Developped for an assignment on string searching and compression algorithms, this repository contains the implementation of the Boyer-More, Huffman, KMP, and Lemple-Ziv algorithms.
The Boyer-Moore algorithm is a highly efficient string-searching technique that pre-processes the pattern to identify mismatches more quickly. It operates by skipping sections of the text, making it faster than naive methods, especially for long patterns. This algorithm uses two heuristics: the bad character rule and the good suffix rule, which together enable significant performance improvements in practical applications.
Huffman Coding is a popular algorithm used for lossless data compression. It assigns variable-length codes to input characters, with shorter codes assigned to more frequent characters. This technique is optimal for constructing prefix-free codes, ensuring that no code is a prefix of another, which is crucial for accurate data reconstruction without ambiguities.

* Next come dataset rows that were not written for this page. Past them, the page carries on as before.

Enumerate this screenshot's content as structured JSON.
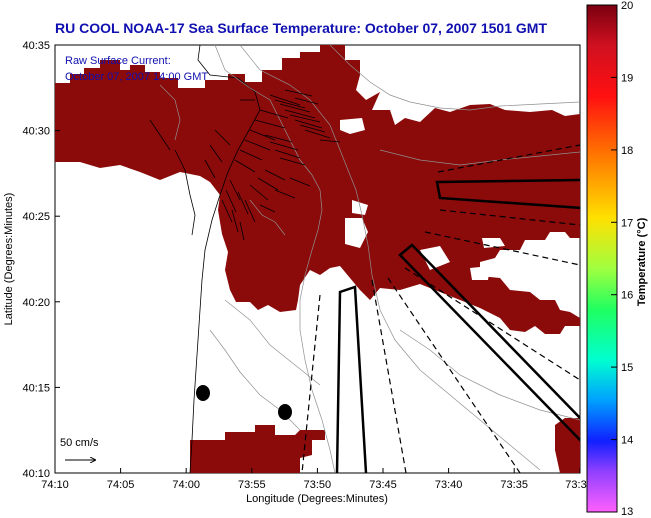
{
  "header": {
    "title": "RU COOL  NOAA-17  Sea Surface Temperature:  October 07, 2007 1501 GMT"
  },
  "overlay": {
    "current_label_line1": "Raw Surface Current:",
    "current_label_line2": "October 07, 2007 14:00 GMT",
    "scale_label": "50 cm/s"
  },
  "axes": {
    "x_label": "Longitude (Degrees:Minutes)",
    "y_label": "Latitude (Degrees:Minutes)",
    "x_ticks": [
      "74:10",
      "74:05",
      "74:00",
      "73:55",
      "73:50",
      "73:45",
      "73:40",
      "73:35",
      "73:3"
    ],
    "y_ticks": [
      "40:35",
      "40:30",
      "40:25",
      "40:20",
      "40:15",
      "40:10"
    ]
  },
  "colorbar": {
    "label": "Temperature (°C)",
    "ticks": [
      "20",
      "19",
      "18",
      "17",
      "16",
      "15",
      "14",
      "13"
    ],
    "max": 20,
    "min": 13
  },
  "colors": {
    "sst_fill": "#8b0a0a",
    "title_color": "#1010b0",
    "land": "#ffffff"
  },
  "markers": {
    "count": 2
  }
}
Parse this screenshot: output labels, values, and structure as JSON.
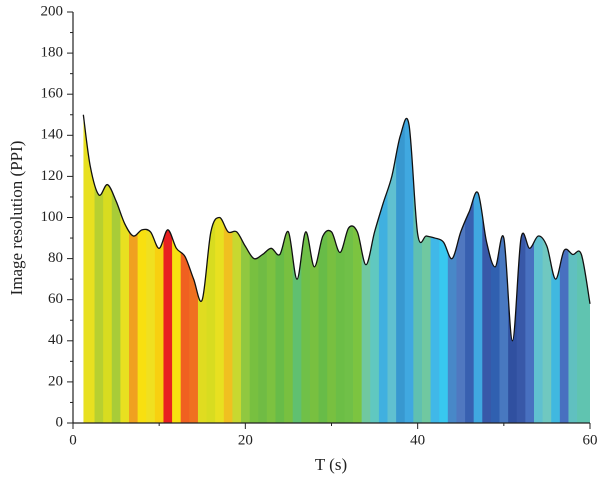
{
  "chart_data": {
    "type": "area",
    "x_label": "T (s)",
    "y_label": "Image resolution (PPI)",
    "x": [
      1.2,
      2,
      3,
      4,
      5,
      6,
      7,
      8,
      9,
      10,
      11,
      12,
      13,
      14,
      15,
      16,
      17,
      18,
      19,
      20,
      21,
      22,
      23,
      24,
      25,
      26,
      27,
      28,
      29,
      30,
      31,
      32,
      33,
      34,
      35,
      36,
      37,
      38,
      39,
      40,
      41,
      42,
      43,
      44,
      45,
      46,
      47,
      48,
      49,
      50,
      51,
      52,
      53,
      54,
      55,
      56,
      57,
      58,
      59,
      60
    ],
    "values": [
      150,
      125,
      111,
      116,
      108,
      97,
      91,
      94,
      93,
      85,
      94,
      85,
      81,
      70,
      60,
      93,
      100,
      93,
      93,
      86,
      80,
      82,
      85,
      82,
      93,
      70,
      93,
      76,
      91,
      93,
      83,
      95,
      93,
      77,
      93,
      107,
      120,
      140,
      145,
      92,
      91,
      90,
      88,
      80,
      93,
      103,
      112,
      88,
      76,
      90,
      40,
      90,
      85,
      91,
      86,
      70,
      84,
      82,
      82,
      58
    ],
    "colors": [
      "#e8e020",
      "#e8e020",
      "#b8d030",
      "#d8dc20",
      "#a8cc38",
      "#e8e020",
      "#f0a020",
      "#f8e010",
      "#f0e020",
      "#f8d010",
      "#e82020",
      "#f8e010",
      "#f06020",
      "#f07020",
      "#e0dc20",
      "#d8dc20",
      "#e8e020",
      "#f0c020",
      "#c8d830",
      "#90c840",
      "#78c040",
      "#70bc44",
      "#7cc240",
      "#68bc48",
      "#78c040",
      "#60c070",
      "#70c048",
      "#78c040",
      "#68bc48",
      "#78c040",
      "#6cbe46",
      "#70c048",
      "#7cc440",
      "#70c8a0",
      "#60c8c0",
      "#40b0e0",
      "#60c0d0",
      "#3898d0",
      "#40a8e0",
      "#60c0b0",
      "#70c8a0",
      "#40b8e8",
      "#38c8f0",
      "#4888c8",
      "#5078c0",
      "#3860b0",
      "#40a8e0",
      "#3858a8",
      "#3060b0",
      "#4878c0",
      "#3050a0",
      "#3858a8",
      "#4870c0",
      "#60c0d0",
      "#70c8c0",
      "#40b8e0",
      "#4870c0",
      "#60c0c0",
      "#60c4b0",
      "#60c4b0"
    ],
    "xlim": [
      0,
      60
    ],
    "xticks": [
      0,
      20,
      40,
      60
    ],
    "ylim": [
      0,
      200
    ],
    "yticks": [
      0,
      20,
      40,
      60,
      80,
      100,
      120,
      140,
      160,
      180,
      200
    ]
  }
}
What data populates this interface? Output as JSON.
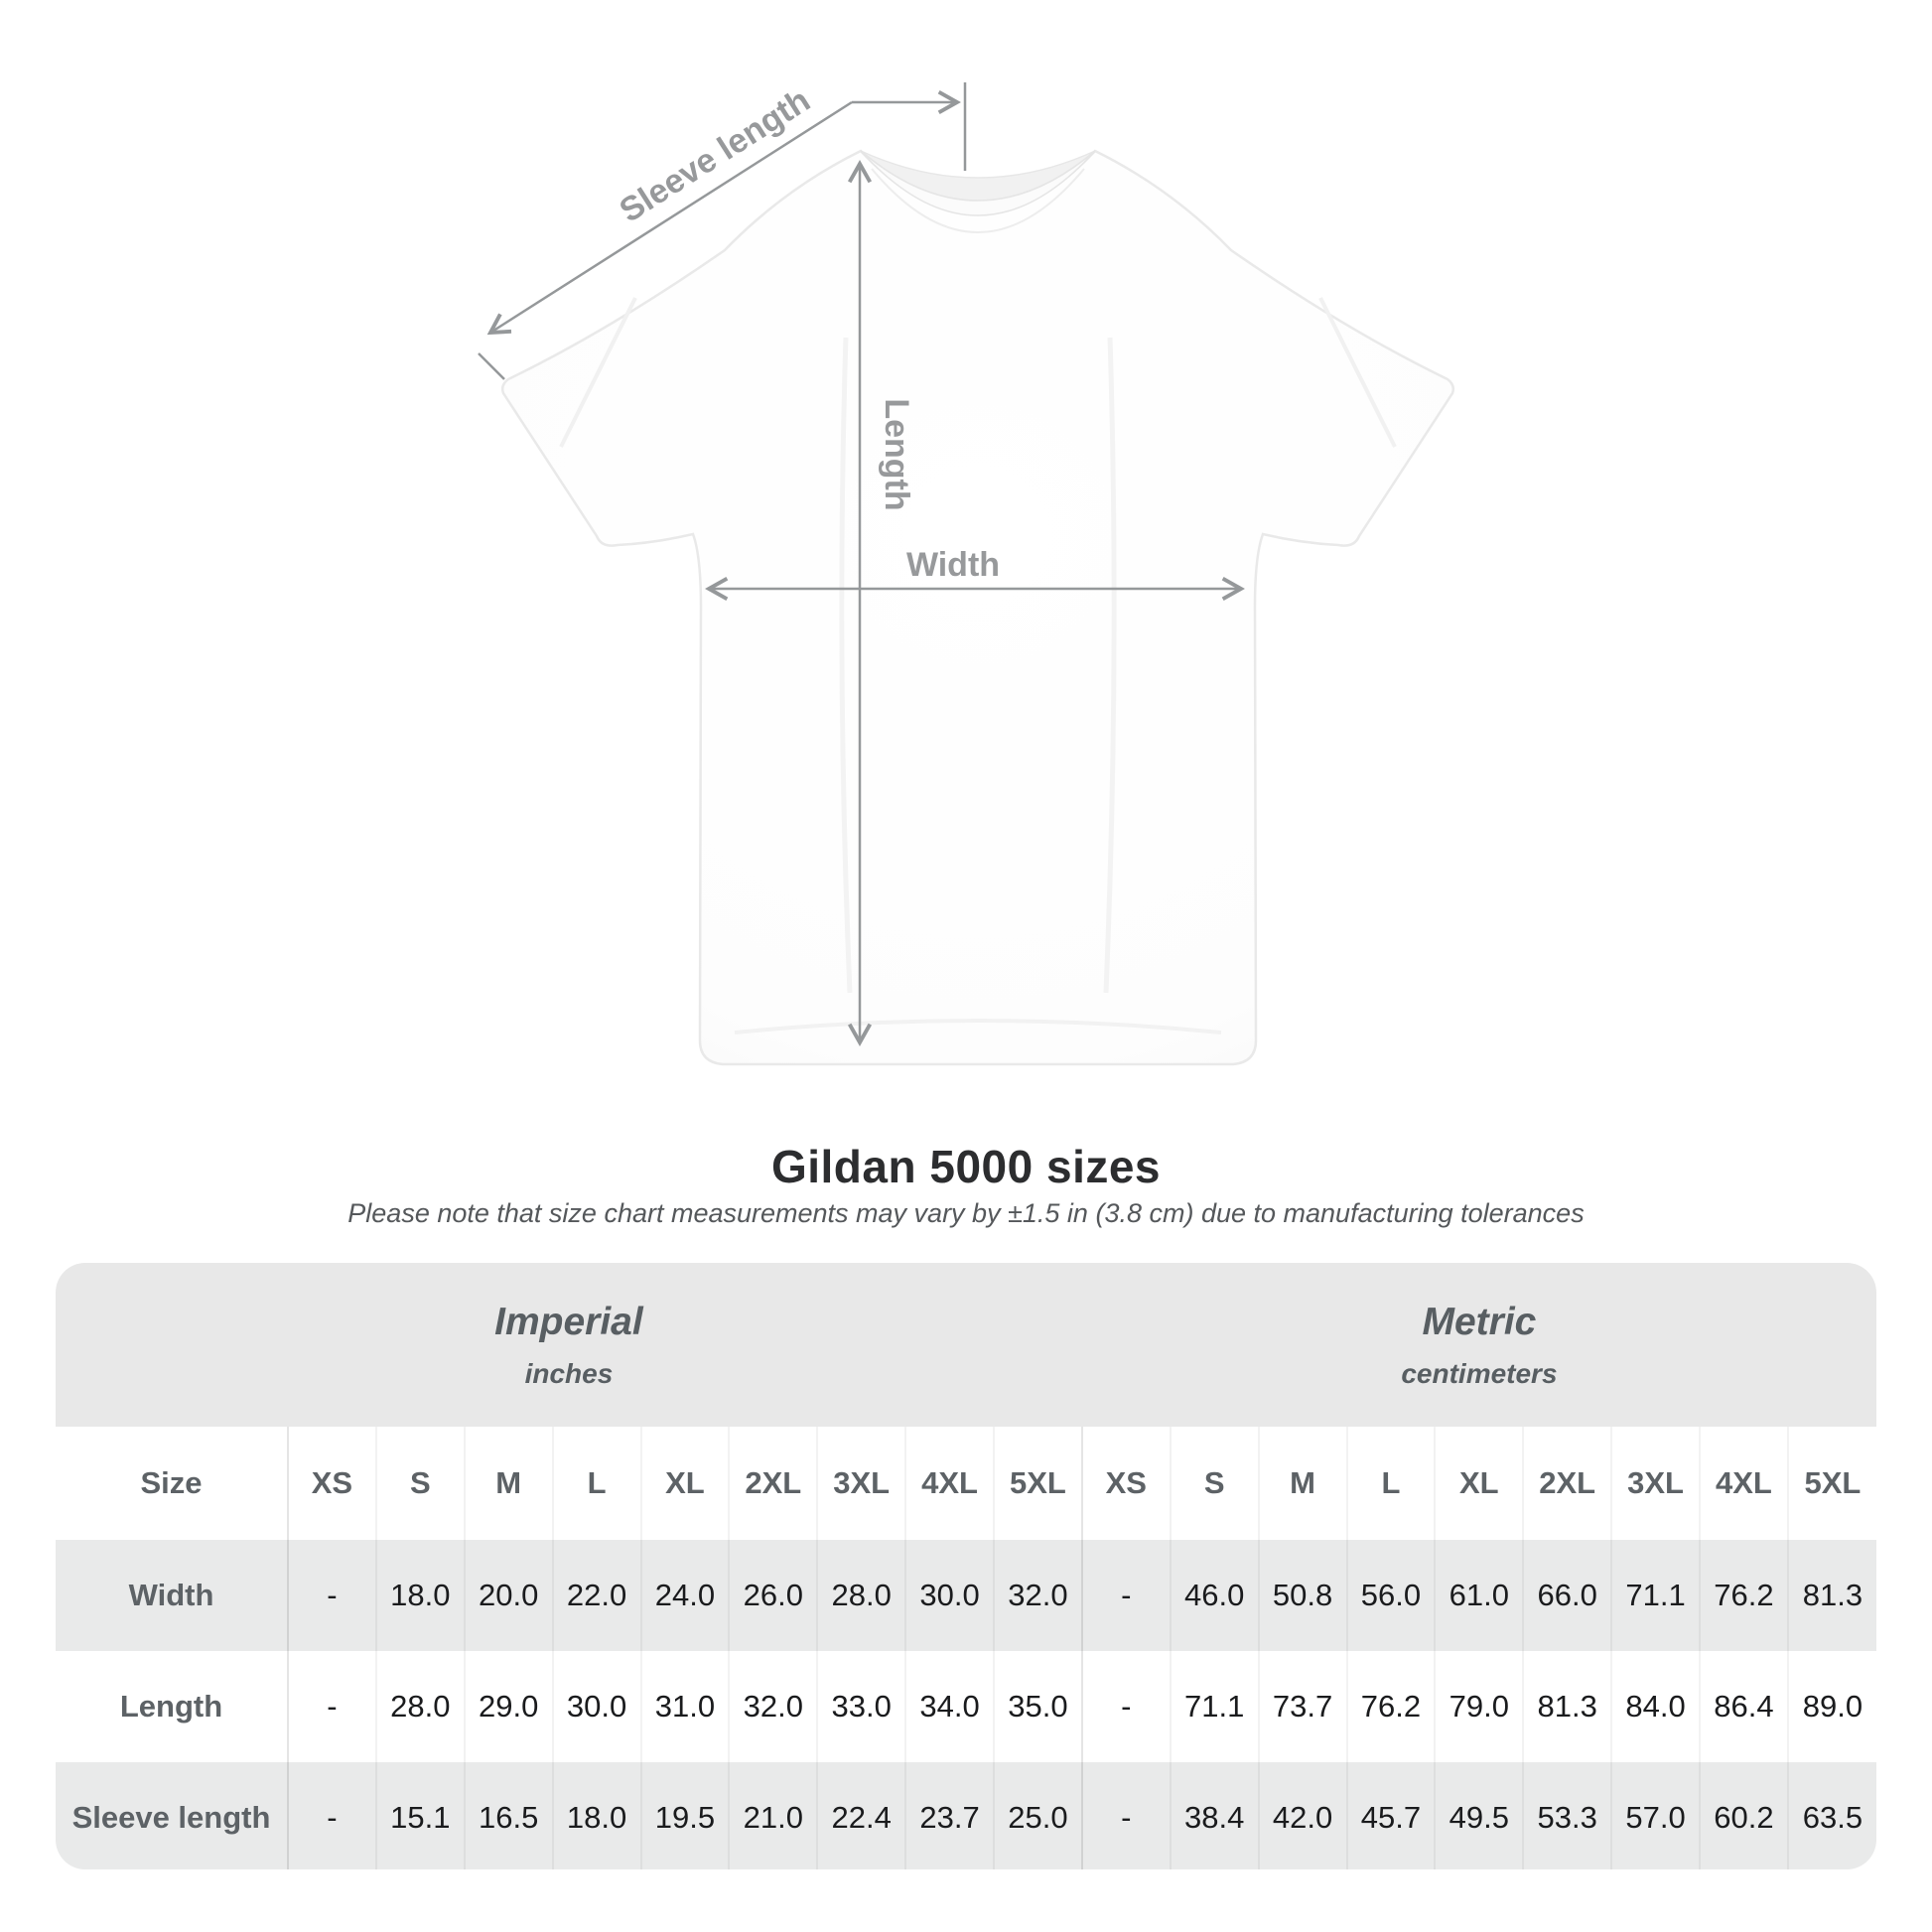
{
  "title": "Gildan 5000 sizes",
  "subtitle": "Please note that size chart measurements may vary by ±1.5 in (3.8 cm) due to manufacturing tolerances",
  "diagram": {
    "labels": {
      "sleeve_length": "Sleeve length",
      "length": "Length",
      "width": "Width"
    }
  },
  "chart_data": {
    "type": "table",
    "title": "Gildan 5000 sizes",
    "subtitle": "Please note that size chart measurements may vary by ±1.5 in (3.8 cm) due to manufacturing tolerances",
    "size_label": "Size",
    "column_groups": [
      {
        "label": "Imperial",
        "units": "inches"
      },
      {
        "label": "Metric",
        "units": "centimeters"
      }
    ],
    "sizes": [
      "XS",
      "S",
      "M",
      "L",
      "XL",
      "2XL",
      "3XL",
      "4XL",
      "5XL"
    ],
    "rows": [
      {
        "label": "Width",
        "imperial": [
          "-",
          "18.0",
          "20.0",
          "22.0",
          "24.0",
          "26.0",
          "28.0",
          "30.0",
          "32.0"
        ],
        "metric": [
          "-",
          "46.0",
          "50.8",
          "56.0",
          "61.0",
          "66.0",
          "71.1",
          "76.2",
          "81.3"
        ]
      },
      {
        "label": "Length",
        "imperial": [
          "-",
          "28.0",
          "29.0",
          "30.0",
          "31.0",
          "32.0",
          "33.0",
          "34.0",
          "35.0"
        ],
        "metric": [
          "-",
          "71.1",
          "73.7",
          "76.2",
          "79.0",
          "81.3",
          "84.0",
          "86.4",
          "89.0"
        ]
      },
      {
        "label": "Sleeve length",
        "imperial": [
          "-",
          "15.1",
          "16.5",
          "18.0",
          "19.5",
          "21.0",
          "22.4",
          "23.7",
          "25.0"
        ],
        "metric": [
          "-",
          "38.4",
          "42.0",
          "45.7",
          "49.5",
          "53.3",
          "57.0",
          "60.2",
          "63.5"
        ]
      }
    ]
  },
  "colors": {
    "band_gray": "#e8e8e8",
    "row_stripe_gray": "#e9eaea",
    "separator": "rgba(0,0,0,0.05)",
    "value_text": "#1a1b1d",
    "header_text": "#5d6266",
    "title_text": "#2c2d2f",
    "subtitle_text": "#55585b",
    "annotation_gray": "#95989a"
  }
}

The KMP algorithm is designed for string matching, enabling efficient searches within a text by preprocessing the pattern to determine where mismatches occur. This preprocessing phase creates a partial match table (also known as the "failure function"), which guides the search to avoid redundant comparisons. By systematically skipping over parts of the text, KMP achieves linear time complexity, making it ideal for large-scale text processing tasks.
The Lempel-Ziv algorithm is a fundamental technique in the field of data compression, forming the basis for widely used formats like ZIP and PNG. It works by identifying and encoding repeating patterns within the data, thus reducing redundancy. The algorithm dynamically builds a dictionary of previously encountered patterns, which allows it to compress data efficiently without prior knowledge of its structure.
-
Compilation: Use a Java compiler to compile the Java files.
-
Integration: Incorporate the compiled Java programs into your projects to leverage the algorithms.
-
Guidelines: Refer to the specific usage instructions within each program for detailed guidelines on each function.
These implementations were developed as part of a project for COMP261 at Victoria University of Wellington.